Cats

RIP Rupert (2009-2022)

“Gray ones are trouble,” we would say to ourselves, watching Rupert climb the Christmas tree or jump up on top of the refrigerator from the counter.

And he certainly was trouble. He was a feisty gray tabby from the minute we first saw him and his sibling Ingrid at the foster home in 2009, where we’d gone to adopt a pair of kittens. He (and another gray tabby) were careening about the room, literally running sideways on the wall, bouncing off furniture and each other. He was super cute, so we adopted him and Ingrid together.

Tiny kitten Rupert
Rupert as a kitten, six weeks old, 2009

 

We knew that Rupert would never fill the void in our heart left behind by Tangerine and Sebastian, who had died within weeks of each other not long before, but having him in the house certainly brought us joy and laughter. When we put up our Christmas tree in 2009, he zoomed up like nobody’s business. We would look at each other and comment that he’d slow down in a few years.

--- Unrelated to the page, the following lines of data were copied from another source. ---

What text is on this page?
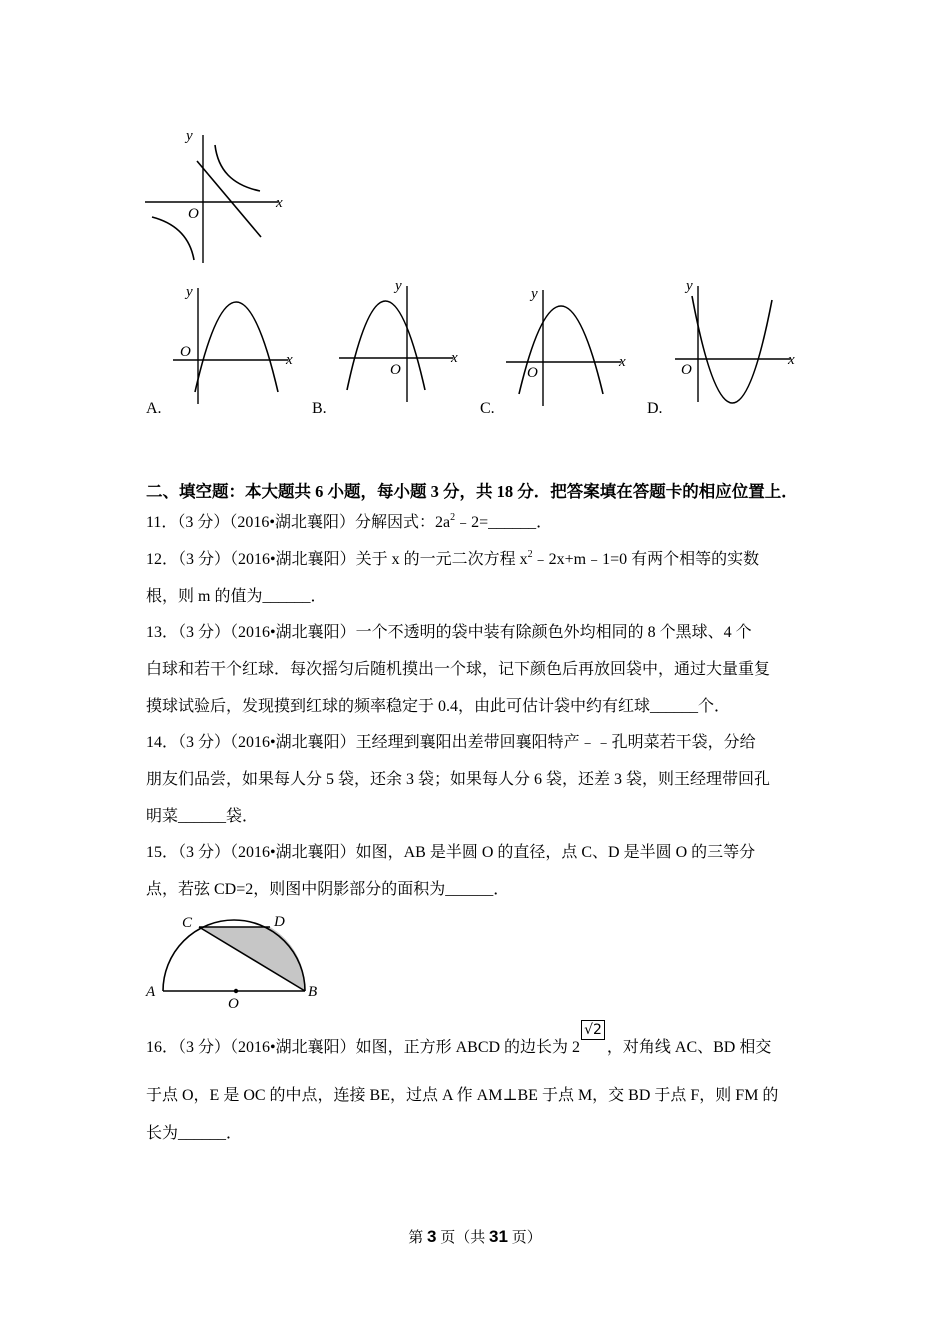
y
x
O
y
x
O
A.
y
x
O
B.
y
x
O
C.
y
x
O
D.
二、填空题：本大题共 6 小题，每小题 3 分，共 18 分．把答案填在答题卡的相应位置上．
11．（3 分）（2016•湖北襄阳）分解因式：$2a^2﹣2=\_\_\_\_\_\_$．
12．（3 分）（2016•湖北襄阳）关于 x 的一元二次方程 $x^2﹣2x+m﹣1=0$ 有两个相等的实数
根，则 m 的值为______．
13．（3 分）（2016•湖北襄阳）一个不透明的袋中装有除颜色外均相同的 8 个黑球、4 个
白球和若干个红球．每次摇匀后随机摸出一个球，记下颜色后再放回袋中，通过大量重复
摸球试验后，发现摸到红球的频率稳定于 0.4，由此可估计袋中约有红球______个．
14．（3 分）（2016•湖北襄阳）王经理到襄阳出差带回襄阳特产﹣﹣孔明菜若干袋，分给
朋友们品尝，如果每人分 5 袋，还余 3 袋；如果每人分 6 袋，还差 3 袋，则王经理带回孔
明菜______袋．
15．（3 分）（2016•湖北襄阳）如图，AB 是半圆 O 的直径，点 C、D 是半圆 O 的三等分
点，若弦 CD=2，则图中阴影部分的面积为______．
A	B
C	D
O
16．（3 分）（2016•湖北襄阳）如图，正方形 ABCD 的边长为 2√2，对角线 AC、BD 相交
于点 O，E 是 OC 的中点，连接 BE，过点 A 作 AM⊥BE 于点 M，交 BD 于点 F，则 FM 的
长为______．
第 3 页（共 31 页）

And eventually he did, though he was always a lovebug. When he wasn’t tearing around the house, he was likely sitting on our laps and purring. Every day at suppertime, he would yell at us about how he was starving and the other cats were starving, couldn’t we see how starving he was, how he hadn’t eaten in eight years since the day before. He wasn’t a big fan of being held, unless it was in a very specific way, and would squirm and let us know that he had things he had to do! Like run up and down the stairs.

He was a good friend to the other kitties when he was at his prime, and would put up with a lot from the foster kittens. (When we got Sherman a few years later, we joked that Rupert had taught Sherman all about being a troublesome gray cat.)

He started vomiting regularly a year or so ago, and wasn’t feeling too well. The vet would give him shots of cortisone every month or so, and that seemed to do the trick for awhile. Then we put him on a daily steroid medicine, and that helped as well. But he continued to lose weight, he started peeing outside the litter box (a good sign that a cat is not happy), and he had horrible diarrhea. He stopped eating some days, would eat more others, but he wasn’t yelling at me at supper time anymore. The vet had initially diagnosed him with inflammatory bowel disease, which can lead to GI lymphoma, which is likely was Rupert had at the end. It’s difficult to detect, but he was clearly not happy, so we knew it was time.

The vet was compassionate and kind. Rupert did not like the first shot, but he went to sleep quickly and calmed down for the last time.

Now, his legacy lives on in Guffaw, who was a foster kitty that we wound up adopting a couple of months ago. Guffaw is a gray cat and therefore trouble, and he learned a lot from his mentor.

Thank you for the laughter, the love, and the memories, Rupert. You were a really good guy, and I will always love and miss you.